The Franks east of the Rhine were another such tribal grouping, first mentioned in sources after 250 c.e., which probably emerged early in the third century c.e., as signs of the weakening Roman grip on the Rhine border tempted war bands to try forays into imperial territory. Their central political cohesiveness seems to have been rather less than that of the Alamanni until later, and they had a much closer relationship with Romans as well—Frankish groups were settled under Roman authority west of the Lower Rhine in the late third century. Franks were also sea raiders on the rich North Sea coastal trade, and their disruption of this trade perhaps was a factor in the systems crisis fueling the mass migrations of the time. A series of Frankish graves between the Rhine and the Seine in Gaul dating to the late fourth century were richly furnished with fine weaponry and other elite goods, many of them produced east of the Rhine. These included female burials, a sign that kin groups were part of this trans-Rhenish settlement of Germanic Franks. Frankish warriors may have been marshaled to protect Roman estates in the region from their fellow Germanics, as evidenced by a Germanic settlement that has been found in the Meuse River valley close to a Roman villa; many other such sites have been found.
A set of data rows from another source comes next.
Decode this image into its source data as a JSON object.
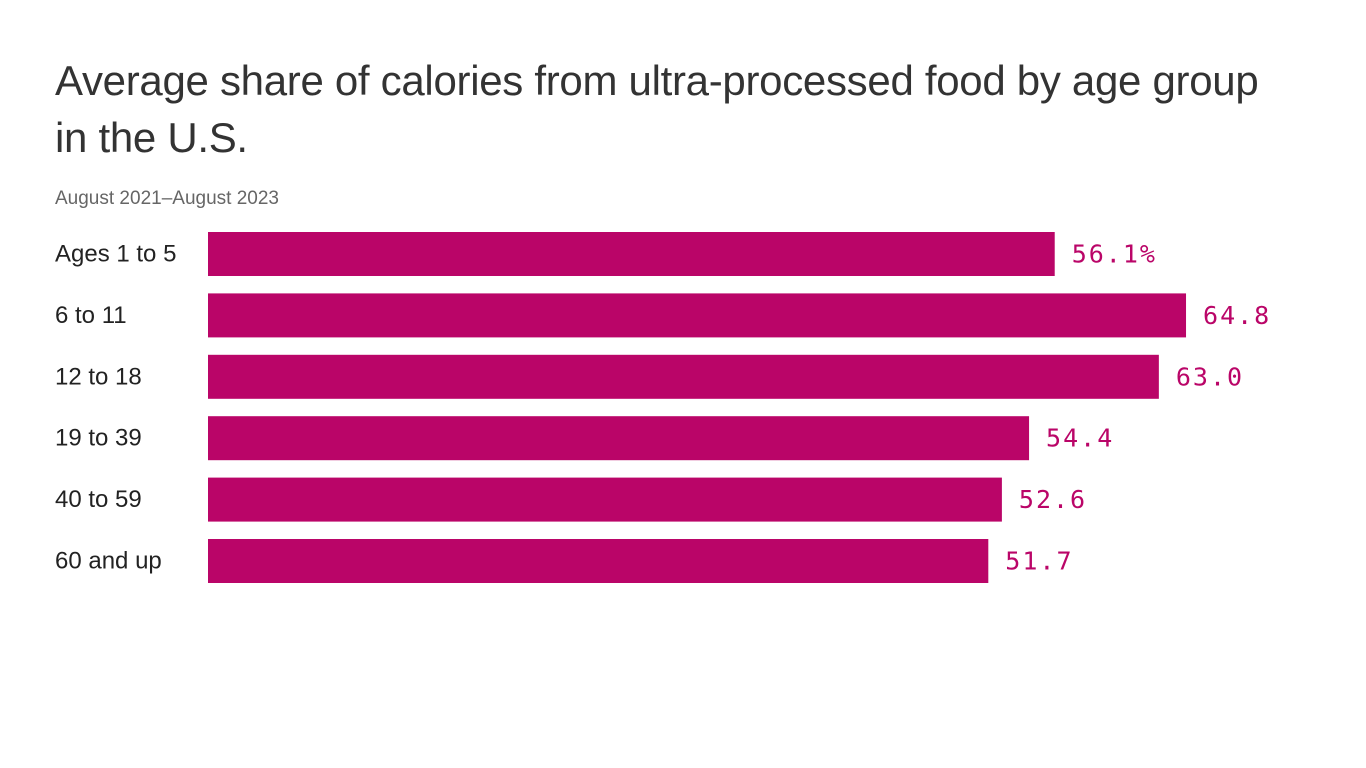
{
  "colors": {
    "bar": "#BA0568",
    "title": "#333333",
    "subtitle": "#666666",
    "category_text": "#222222"
  },
  "chart_data": {
    "type": "bar",
    "orientation": "horizontal",
    "title": "Average share of calories from ultra-processed food by age group in the U.S.",
    "subtitle": "August 2021–August 2023",
    "categories": [
      "Ages 1 to 5",
      "6 to 11",
      "12 to 18",
      "19 to 39",
      "40 to 59",
      "60 and up"
    ],
    "values": [
      56.1,
      64.8,
      63.0,
      54.4,
      52.6,
      51.7
    ],
    "value_labels": [
      "56.1%",
      "64.8",
      "63.0",
      "54.4",
      "52.6",
      "51.7"
    ],
    "unit": "%",
    "xlim": [
      0,
      65
    ],
    "grid": false,
    "legend": "none"
  }
}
Tensions in the interior of Germania affected Germanic tribes in the east as well, and in the second century c.e. war bands from there, among them members of the tribe called the Gutones, moved to their east into the Black Sea coastal region, where they met and mingled with nomadic steppe peoples and populations gathered around the Greek and Roman cities along the Black Sea. German war bands entered into alliances with the various groups, who became increasingly unified under the command of a single overall war leader or king. The king became the focus of a system or network of personal loyalties that fanned out from him to greater, then lesser chieftains on down to individual free warriors. The peoples of this confederacy were called by the Romans the Goths, a name possibly derived from Gutones, perhaps an ancestral tribe. The great heterogeneity of the members of this congeries of war bands, tribes, and other groupings required that all accept a single leader whose significance transcended ethnicity. In this the king of the Goths was to some extent a barbarian version of the emperor of Rome. (A legend of the Goths maintained that they began their migrations southward after a group of foreign nobles reached Goth territory from the far south and either took control of or influenced the leaders of the tribe—possibly a folk memory of the emergence of this rank of king so foreign to Germanics—and it is possible that the Goths adopted kingship on the advice of expatriate Romans.)
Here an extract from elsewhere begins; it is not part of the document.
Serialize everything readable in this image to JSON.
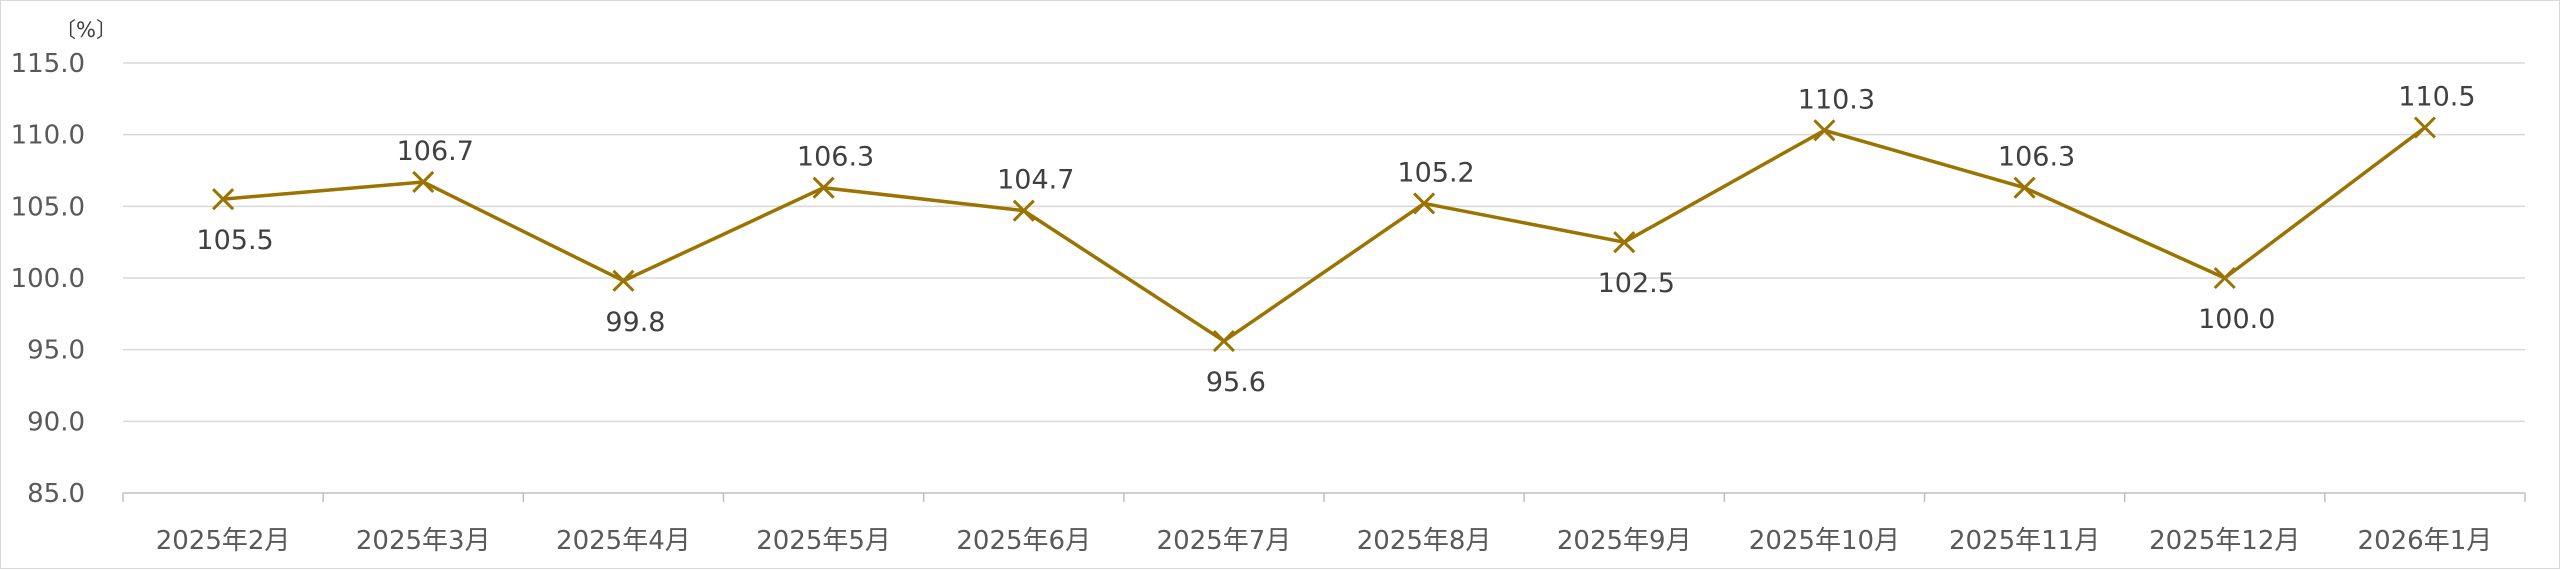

The Goths first made themselves known to the Romans in 238 c.e. and thereafter, carrying out raids in the Lower Danube region. In 251 c.e. the Gothic king Cniva led his warriors to a great victory over a Roman army at Abrittus in the Balkans, where they killed the Roman emperor, Decius. His successor was forced to pay them huge sums in bribes. Later they moved into Asia Minor, attacking coastal cities from fleets, and invaded Greece in 257 c.e. After they were forced out of Greece, their invasions ceased, probably because the Romans began trying to negotiate with them, a process that culminated in a formal treaty in 332 c.e. Among its provisions the Goths were to receive annual payments; in return they would supply men for the Roman military and promised to stay out of Greece.